No worries—it took me a few passes to get it into my head what the abstraction was and then several more passes to get it implemented.

This we can do moving forward. It’ll be easier if we get functional types and lambdas into Stan itself.

Same with a lot of the other things and ragged arrays.

It’ll probably be at least a year until we get either of those—@mitzimorris will be working on them after the refactor gets finished (hopefully soon).

Thanks for laying out how to probe memory. This calculates the amount of memory used in our arena, which is the relevant location.

A var is a simple pointer to implementation. Because there are no virtual methods, it takes up exactly one pointer (8 bytes everywhere we run). Also, we only use var on the stack—they’re never allocated on the heap.

The vari on the other hand, all have a vtable pointer (virtual chain() method means it’s virtual), a value and an adjoint, so are minimum 24 bytes and are allocated in our arena.

what about gp_exp_quad_cov, or gp_periodic_cov? this has prim and rev implementations completed.

The reason we need a GP function is so that we have function that manages the autodiff memory arena for a given combination of kernels (meaning sums, or element-wise multiplication of them).

Thanks for clarifying. I didn’t realize any of them were done yet. I thought there were still basic changes being made to the framework.

Does this mean we can expect one PR per covariance function going forward or are there more low-level pieces that need to go in?

I didn’t follow enough of the details in the original. What is shared_memory?

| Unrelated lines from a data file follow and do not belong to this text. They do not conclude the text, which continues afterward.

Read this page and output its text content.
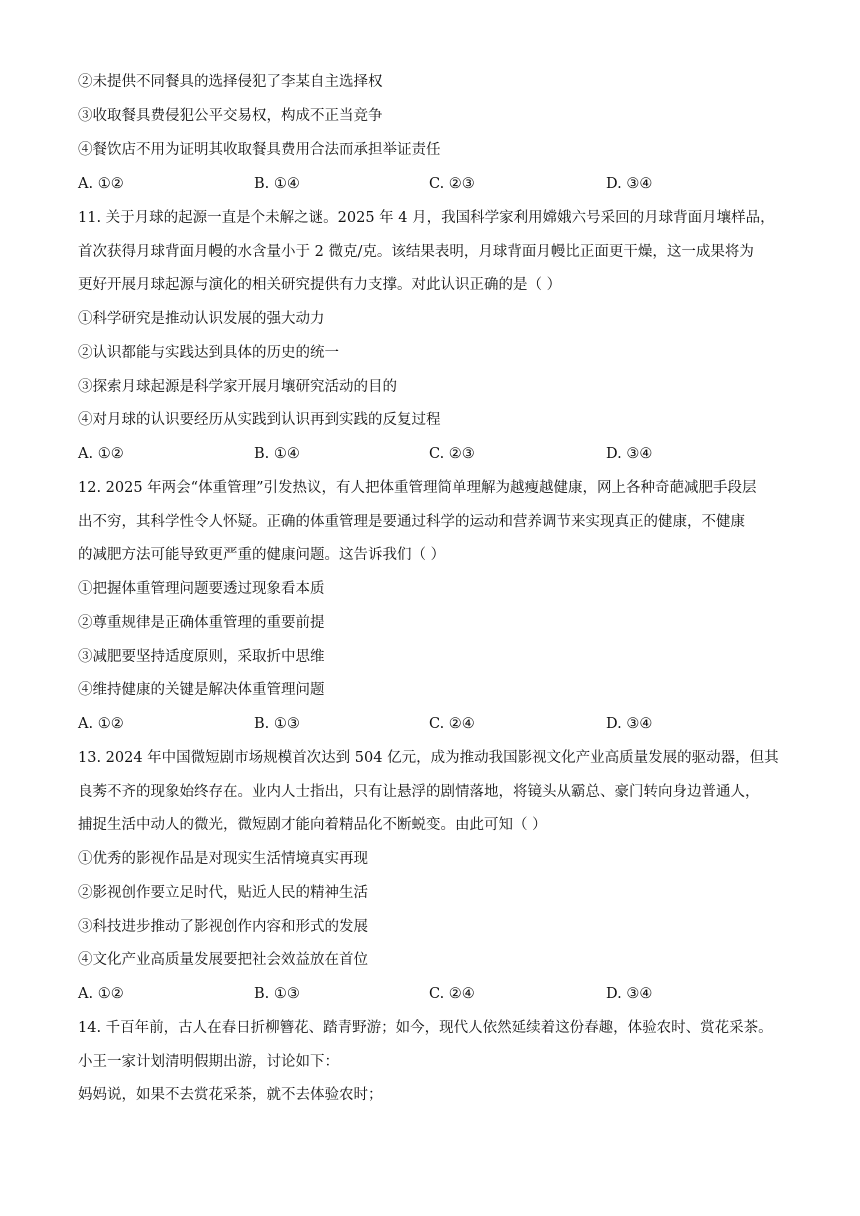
②未提供不同餐具的选择侵犯了李某自主选择权
③收取餐具费侵犯公平交易权，构成不正当竞争
④餐饮店不用为证明其收取餐具费用合法而承担举证责任
A. ①②	B. ①④	C. ②③	D. ③④
11. 关于月球的起源一直是个未解之谜。2025 年 4 月，我国科学家利用嫦娥六号采回的月球背面月壤样品，
首次获得月球背面月幔的水含量小于 2 微克/克。该结果表明，月球背面月幔比正面更干燥，这一成果将为
更好开展月球起源与演化的相关研究提供有力支撑。对此认识正确的是（ ）
①科学研究是推动认识发展的强大动力
②认识都能与实践达到具体的历史的统一
③探索月球起源是科学家开展月壤研究活动的目的
④对月球的认识要经历从实践到认识再到实践的反复过程
A. ①②	B. ①④	C. ②③	D. ③④
12. 2025 年两会“体重管理”引发热议，有人把体重管理简单理解为越瘦越健康，网上各种奇葩减肥手段层
出不穷，其科学性令人怀疑。正确的体重管理是要通过科学的运动和营养调节来实现真正的健康，不健康
的减肥方法可能导致更严重的健康问题。这告诉我们（ ）
①把握体重管理问题要透过现象看本质
②尊重规律是正确体重管理的重要前提
③减肥要坚持适度原则，采取折中思维
④维持健康的关键是解决体重管理问题
A. ①②	B. ①③	C. ②④	D. ③④
13. 2024 年中国微短剧市场规模首次达到 504 亿元，成为推动我国影视文化产业高质量发展的驱动器，但其
良莠不齐的现象始终存在。业内人士指出，只有让悬浮的剧情落地，将镜头从霸总、豪门转向身边普通人，
捕捉生活中动人的微光，微短剧才能向着精品化不断蜕变。由此可知（ ）
①优秀的影视作品是对现实生活情境真实再现
②影视创作要立足时代，贴近人民的精神生活
③科技进步推动了影视创作内容和形式的发展
④文化产业高质量发展要把社会效益放在首位
A. ①②	B. ①③	C. ②④	D. ③④
14. 千百年前，古人在春日折柳簪花、踏青野游；如今，现代人依然延续着这份春趣，体验农时、赏花采茶。
小王一家计划清明假期出游，讨论如下：
妈妈说，如果不去赏花采茶，就不去体验农时；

You mean something built on top of MPI? Is there a signature for what the GP function would like like from a Stan user perspective? I find the best way to motivate features is to write out their functionality from a client perspective. Here, that’d be someone in the math lib or writing a Stan model.

We’ll do one PR for the set of matern kernels, and the the dot product, so we have this set of kernels, as this will be easily integrated with brms.

So Stan’s autodiff stack is allocated on the heap. And the heap is all RAM, allocated on CPUs. If I have a process that consumes a bunch of memory, it’s up to the application/software to allocate the memory it between cores correct (at least in C++/C)? and this is the purpose of MPI? My understanding of MPI was that it parallelizes log probability evals. But can I instead use MPI to share memory of models that consume lots of memory? Anything I’m not understanding?